Artsy Curatorial and Artsy Editorial
Nov 2, 2020 8:24PM

“Artists on Our Radar” is a monthly series produced collaboratively by Artsy’s Editorial and Curatorial teams. Utilizing our editors’ art expertise and our curators’ unique insights and access to Artsy data, each month, we highlight five artists who have our attention. To make our selections, we’ve determined which artists made an impact this past month through new gallery representation, exhibitions, auctions, art fairs, viewing rooms, or sale inquiries on Artsy.


Deana Lawson

B. 1979, Rochester, New York.
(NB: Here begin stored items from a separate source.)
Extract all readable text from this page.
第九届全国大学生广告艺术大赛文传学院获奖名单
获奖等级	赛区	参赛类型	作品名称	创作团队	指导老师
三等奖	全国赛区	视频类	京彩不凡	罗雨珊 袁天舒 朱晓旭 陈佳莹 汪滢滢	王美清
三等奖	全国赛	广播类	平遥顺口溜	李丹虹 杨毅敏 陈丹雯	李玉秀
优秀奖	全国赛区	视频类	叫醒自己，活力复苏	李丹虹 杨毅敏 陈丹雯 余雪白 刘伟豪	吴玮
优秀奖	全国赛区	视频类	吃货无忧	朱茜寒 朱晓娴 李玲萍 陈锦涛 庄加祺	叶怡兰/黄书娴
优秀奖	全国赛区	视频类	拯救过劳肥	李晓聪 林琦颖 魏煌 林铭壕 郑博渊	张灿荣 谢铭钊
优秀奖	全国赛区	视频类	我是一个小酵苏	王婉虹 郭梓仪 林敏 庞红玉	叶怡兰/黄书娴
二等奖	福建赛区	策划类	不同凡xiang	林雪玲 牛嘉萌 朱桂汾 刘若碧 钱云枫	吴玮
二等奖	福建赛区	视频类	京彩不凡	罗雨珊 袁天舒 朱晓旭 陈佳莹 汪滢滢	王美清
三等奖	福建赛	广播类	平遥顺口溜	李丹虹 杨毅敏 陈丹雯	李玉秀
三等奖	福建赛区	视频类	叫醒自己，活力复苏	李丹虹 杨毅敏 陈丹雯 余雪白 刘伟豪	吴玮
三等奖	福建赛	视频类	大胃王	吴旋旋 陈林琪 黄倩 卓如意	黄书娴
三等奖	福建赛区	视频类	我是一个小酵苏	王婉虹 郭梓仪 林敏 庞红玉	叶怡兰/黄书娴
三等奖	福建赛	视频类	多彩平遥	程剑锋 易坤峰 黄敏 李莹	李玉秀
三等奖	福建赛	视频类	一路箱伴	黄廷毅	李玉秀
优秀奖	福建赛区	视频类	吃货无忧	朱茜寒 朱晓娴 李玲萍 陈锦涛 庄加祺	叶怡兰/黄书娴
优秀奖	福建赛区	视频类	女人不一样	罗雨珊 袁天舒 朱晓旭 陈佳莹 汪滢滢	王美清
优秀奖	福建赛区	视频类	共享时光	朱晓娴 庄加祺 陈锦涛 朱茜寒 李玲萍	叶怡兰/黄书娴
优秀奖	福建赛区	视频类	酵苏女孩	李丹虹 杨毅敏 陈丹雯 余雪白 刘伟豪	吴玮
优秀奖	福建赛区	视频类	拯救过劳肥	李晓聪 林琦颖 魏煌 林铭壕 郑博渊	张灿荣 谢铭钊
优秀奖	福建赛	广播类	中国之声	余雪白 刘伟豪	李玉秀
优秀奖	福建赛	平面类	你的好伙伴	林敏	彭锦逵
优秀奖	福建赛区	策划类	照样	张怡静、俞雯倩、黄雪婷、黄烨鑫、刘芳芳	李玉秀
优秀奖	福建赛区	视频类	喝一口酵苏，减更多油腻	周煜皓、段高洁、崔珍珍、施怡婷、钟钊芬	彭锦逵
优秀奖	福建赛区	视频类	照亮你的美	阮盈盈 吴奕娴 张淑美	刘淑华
Lives and works in New York.

Deana Lawson
Woman with Child, 2017
Sikkema Jenkins & Co.

In late October, the Guggenheim awarded Deana Lawson the 2020 Hugo Boss Prize, making her the first photographer ever to receive this prestigious award. Renowned for her carefully choreographed, disarmingly intimate portraits exploring identity and materiality throughout the African diaspora, Lawson has become a singular force in crafting an alternative visual language for the Black experience.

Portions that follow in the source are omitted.